Recently a kernel RLS algorithm was proposed that dealt with both difficulties [6]: by applying a sparsification procedure the kernel matrix size was limited and the order of the problem was reduced. In this paper we present a different approach, applying a sliding-window approach and conventional regularization. This way the size of the kernel matrix can be fixed rather than limited, allowing the algorithm to operate online in time-varying environments.

The basic idea of kernel methods is to transform the data $\textbf{x}_i$ from the input space to a high dimensional feature space of vectors $\Phi(\textbf{x}_i)$, where the inner products can be calculated using a positive definite kernel function satisfying Mercer's condition [1]: $\kappa(\textbf{x}_i,\textbf{x}_j) = \langle \Phi(\textbf{x}_i),\Phi(\textbf{x}_j) \rangle$. This simple and elegant idea, also known as the ``kernel trick'', allows inner products in the feature space to be computed without making direct reference to the feature vectors.

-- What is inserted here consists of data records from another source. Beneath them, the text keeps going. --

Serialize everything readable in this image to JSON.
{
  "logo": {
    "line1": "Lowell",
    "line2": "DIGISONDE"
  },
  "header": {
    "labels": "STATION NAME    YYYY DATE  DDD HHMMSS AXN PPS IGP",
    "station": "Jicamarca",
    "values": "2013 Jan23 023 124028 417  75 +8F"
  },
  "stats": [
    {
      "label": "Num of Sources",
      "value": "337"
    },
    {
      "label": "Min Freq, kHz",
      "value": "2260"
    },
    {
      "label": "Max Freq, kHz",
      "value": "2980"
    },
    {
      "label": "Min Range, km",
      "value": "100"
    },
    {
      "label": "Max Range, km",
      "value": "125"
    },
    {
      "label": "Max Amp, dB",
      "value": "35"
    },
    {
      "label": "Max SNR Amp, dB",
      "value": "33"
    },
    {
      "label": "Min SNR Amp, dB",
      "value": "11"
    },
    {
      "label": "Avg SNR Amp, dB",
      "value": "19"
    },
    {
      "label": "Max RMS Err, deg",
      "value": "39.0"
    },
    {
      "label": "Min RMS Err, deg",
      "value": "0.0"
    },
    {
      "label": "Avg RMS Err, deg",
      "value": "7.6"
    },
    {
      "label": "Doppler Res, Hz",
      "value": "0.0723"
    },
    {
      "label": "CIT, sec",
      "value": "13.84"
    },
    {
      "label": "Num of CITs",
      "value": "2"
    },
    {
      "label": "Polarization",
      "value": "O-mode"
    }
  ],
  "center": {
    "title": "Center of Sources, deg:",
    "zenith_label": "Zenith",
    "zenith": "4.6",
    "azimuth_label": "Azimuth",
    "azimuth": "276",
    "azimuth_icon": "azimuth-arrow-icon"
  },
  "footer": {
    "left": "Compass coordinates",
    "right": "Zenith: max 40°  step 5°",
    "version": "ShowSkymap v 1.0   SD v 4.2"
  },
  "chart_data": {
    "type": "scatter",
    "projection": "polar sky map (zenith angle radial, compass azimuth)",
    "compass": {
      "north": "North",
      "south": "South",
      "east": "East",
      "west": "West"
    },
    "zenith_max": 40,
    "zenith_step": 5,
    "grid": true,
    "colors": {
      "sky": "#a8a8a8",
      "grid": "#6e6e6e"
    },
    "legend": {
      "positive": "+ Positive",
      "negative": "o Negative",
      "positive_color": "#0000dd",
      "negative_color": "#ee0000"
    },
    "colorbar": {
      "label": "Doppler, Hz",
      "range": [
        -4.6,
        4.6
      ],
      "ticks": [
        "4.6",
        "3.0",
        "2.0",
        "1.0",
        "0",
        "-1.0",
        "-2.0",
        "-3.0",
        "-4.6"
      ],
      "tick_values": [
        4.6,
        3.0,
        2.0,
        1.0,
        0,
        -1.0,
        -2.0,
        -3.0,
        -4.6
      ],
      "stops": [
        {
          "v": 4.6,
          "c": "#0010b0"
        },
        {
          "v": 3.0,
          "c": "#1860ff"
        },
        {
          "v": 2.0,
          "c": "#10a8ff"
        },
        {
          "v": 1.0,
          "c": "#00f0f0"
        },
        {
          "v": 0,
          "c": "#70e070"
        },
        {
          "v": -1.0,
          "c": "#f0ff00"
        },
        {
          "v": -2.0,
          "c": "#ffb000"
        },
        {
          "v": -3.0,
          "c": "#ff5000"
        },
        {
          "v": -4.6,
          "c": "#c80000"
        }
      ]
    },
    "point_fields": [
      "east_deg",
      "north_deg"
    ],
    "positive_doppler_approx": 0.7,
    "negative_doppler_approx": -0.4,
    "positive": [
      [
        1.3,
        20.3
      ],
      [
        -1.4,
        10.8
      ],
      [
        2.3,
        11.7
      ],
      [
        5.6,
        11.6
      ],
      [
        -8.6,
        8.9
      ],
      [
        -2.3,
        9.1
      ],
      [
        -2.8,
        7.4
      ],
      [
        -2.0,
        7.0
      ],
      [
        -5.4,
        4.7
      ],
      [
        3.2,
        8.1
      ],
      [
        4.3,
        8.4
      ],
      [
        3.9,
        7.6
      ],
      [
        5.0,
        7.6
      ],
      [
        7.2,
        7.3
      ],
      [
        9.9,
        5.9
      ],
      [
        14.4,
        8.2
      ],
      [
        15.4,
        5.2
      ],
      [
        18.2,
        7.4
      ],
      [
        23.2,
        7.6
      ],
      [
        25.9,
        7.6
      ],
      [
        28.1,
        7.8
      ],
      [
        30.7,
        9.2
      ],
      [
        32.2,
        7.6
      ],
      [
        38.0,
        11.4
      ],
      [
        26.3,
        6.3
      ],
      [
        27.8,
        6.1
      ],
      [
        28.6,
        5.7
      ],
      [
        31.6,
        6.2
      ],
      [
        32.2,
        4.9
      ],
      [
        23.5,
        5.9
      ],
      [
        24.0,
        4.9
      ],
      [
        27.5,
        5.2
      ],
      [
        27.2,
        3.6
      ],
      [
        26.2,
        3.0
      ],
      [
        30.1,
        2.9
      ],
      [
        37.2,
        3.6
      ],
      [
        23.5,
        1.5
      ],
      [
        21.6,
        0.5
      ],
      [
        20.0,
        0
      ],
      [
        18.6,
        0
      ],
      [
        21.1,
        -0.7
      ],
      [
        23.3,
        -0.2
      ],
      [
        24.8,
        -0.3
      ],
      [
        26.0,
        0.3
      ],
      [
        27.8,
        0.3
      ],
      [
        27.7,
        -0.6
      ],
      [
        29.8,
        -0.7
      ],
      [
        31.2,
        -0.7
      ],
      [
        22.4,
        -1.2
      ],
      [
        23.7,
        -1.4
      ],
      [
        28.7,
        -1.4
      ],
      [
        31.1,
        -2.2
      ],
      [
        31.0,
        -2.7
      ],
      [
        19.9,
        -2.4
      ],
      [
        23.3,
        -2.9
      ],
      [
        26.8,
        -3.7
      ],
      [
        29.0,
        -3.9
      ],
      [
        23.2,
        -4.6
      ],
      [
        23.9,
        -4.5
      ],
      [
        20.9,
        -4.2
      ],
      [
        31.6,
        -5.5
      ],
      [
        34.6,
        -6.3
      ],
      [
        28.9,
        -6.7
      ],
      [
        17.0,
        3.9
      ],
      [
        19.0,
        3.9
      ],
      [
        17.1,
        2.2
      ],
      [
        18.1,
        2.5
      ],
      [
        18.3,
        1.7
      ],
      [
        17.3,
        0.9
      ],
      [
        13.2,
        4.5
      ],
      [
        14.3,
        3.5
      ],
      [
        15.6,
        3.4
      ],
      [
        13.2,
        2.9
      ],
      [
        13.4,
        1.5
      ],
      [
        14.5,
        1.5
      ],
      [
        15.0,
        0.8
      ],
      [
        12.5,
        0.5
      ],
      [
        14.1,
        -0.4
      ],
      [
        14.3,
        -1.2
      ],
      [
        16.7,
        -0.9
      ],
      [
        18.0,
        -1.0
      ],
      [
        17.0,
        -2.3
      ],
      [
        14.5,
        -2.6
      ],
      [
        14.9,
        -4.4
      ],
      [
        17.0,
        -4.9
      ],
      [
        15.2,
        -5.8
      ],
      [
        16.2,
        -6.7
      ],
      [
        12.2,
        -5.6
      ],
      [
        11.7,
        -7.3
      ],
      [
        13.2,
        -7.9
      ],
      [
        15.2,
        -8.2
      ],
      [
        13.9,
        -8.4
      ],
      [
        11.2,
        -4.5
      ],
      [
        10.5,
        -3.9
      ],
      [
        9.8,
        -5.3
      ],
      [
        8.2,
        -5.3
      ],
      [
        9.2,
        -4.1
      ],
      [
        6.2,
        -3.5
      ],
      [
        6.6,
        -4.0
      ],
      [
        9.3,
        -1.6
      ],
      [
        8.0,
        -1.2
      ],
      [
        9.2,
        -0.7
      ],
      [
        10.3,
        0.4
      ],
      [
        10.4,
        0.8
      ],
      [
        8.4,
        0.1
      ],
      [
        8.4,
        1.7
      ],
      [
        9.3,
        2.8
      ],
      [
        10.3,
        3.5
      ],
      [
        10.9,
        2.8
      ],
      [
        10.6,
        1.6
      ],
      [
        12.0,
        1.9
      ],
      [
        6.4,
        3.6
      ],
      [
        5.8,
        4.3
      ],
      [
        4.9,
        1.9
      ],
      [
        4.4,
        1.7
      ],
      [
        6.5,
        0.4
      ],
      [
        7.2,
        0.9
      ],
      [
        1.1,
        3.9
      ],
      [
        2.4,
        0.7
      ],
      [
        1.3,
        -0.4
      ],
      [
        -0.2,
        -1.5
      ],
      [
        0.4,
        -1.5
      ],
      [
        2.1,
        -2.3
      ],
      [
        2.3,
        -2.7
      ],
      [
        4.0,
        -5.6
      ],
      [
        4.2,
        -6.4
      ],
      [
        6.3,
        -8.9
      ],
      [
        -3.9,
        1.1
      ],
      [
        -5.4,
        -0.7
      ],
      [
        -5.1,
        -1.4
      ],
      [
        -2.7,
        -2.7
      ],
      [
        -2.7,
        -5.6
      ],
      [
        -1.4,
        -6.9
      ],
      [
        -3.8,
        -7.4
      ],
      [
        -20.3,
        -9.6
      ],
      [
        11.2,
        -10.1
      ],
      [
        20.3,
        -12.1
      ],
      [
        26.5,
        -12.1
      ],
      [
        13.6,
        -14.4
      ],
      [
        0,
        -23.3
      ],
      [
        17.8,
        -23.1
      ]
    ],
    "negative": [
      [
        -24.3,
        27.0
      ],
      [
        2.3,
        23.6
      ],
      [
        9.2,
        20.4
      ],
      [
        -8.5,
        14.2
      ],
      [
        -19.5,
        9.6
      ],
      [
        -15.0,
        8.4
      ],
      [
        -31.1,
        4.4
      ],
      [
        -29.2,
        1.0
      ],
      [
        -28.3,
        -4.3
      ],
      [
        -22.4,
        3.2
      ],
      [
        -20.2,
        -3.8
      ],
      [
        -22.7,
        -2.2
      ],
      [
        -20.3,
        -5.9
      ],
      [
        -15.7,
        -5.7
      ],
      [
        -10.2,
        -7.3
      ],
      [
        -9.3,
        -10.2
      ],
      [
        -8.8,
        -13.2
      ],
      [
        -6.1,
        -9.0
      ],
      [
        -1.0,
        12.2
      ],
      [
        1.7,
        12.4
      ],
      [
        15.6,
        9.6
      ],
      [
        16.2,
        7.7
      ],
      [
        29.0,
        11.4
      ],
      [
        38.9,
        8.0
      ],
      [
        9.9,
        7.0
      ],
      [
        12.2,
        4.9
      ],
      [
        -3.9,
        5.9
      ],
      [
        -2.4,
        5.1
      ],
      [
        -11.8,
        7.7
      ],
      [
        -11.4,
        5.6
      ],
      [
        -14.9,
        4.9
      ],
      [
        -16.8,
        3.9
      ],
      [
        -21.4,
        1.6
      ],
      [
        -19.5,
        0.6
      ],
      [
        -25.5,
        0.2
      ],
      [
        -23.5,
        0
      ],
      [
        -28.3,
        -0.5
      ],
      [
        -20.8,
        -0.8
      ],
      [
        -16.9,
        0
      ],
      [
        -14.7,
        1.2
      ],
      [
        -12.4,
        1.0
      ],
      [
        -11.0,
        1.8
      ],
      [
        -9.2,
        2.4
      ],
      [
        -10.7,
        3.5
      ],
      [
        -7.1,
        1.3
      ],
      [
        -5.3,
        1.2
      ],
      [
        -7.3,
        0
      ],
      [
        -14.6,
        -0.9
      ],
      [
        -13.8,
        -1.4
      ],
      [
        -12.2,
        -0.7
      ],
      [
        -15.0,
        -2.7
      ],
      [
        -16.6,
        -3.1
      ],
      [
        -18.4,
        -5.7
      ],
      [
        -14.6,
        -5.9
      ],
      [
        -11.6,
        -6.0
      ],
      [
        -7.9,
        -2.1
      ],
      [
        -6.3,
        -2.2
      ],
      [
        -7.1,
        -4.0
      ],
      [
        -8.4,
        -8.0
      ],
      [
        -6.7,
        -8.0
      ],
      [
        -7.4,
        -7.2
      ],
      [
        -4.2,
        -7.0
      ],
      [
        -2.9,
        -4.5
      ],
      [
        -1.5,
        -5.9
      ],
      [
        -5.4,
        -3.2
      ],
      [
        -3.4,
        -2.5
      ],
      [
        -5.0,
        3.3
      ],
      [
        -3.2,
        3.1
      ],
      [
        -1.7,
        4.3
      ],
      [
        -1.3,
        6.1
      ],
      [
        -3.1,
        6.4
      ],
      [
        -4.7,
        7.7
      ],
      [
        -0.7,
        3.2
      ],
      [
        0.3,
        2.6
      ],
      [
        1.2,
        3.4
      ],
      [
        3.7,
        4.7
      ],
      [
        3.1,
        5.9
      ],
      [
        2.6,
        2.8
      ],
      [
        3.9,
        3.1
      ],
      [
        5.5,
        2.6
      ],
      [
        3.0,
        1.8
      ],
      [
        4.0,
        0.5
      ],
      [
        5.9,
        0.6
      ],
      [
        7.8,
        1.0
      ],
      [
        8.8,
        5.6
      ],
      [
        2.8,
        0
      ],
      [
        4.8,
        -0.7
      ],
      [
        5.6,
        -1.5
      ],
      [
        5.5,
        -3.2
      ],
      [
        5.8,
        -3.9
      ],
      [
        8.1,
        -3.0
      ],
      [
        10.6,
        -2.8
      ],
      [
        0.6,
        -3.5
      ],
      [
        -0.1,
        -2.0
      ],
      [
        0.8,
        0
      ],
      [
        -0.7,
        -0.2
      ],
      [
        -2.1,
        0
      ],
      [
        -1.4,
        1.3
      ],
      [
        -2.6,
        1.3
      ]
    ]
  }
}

A common nonlinear kernel is the Gaussian kernel

$$\kappa(\textbf{x},\textbf{y}) = \exp \left( -\frac{\Vert\textbf{x}-\textbf{y}\Vert^2}{2\sigma^2} \right).$$ (1)

This kernel will be used to calculate the elements of a kernel matrix. In the sliding-window approach, updating this kernel matrix means first removing its first row and first column and then adding a new row and column at the end, based on new observations. Calculation of its inverse is needed to update the algorithm's solution. To this end, two matrix inversion formulas were derived in Appendix A. One of them has already been used in kernel methods [7] but in order to fix the dimensions of the kernel matrix we also introduce a complementary formula.

The rest of this paper is organized as follows: in Section 2 a kernel transformation is introduced into linear least-squares regression theory. A detailed description of the proposed algorithm is given in Section 3, and in Section 4 it is applied to a nonlinear channel identification problem. Finally, Section 5 summarizes the main conclusions of this work.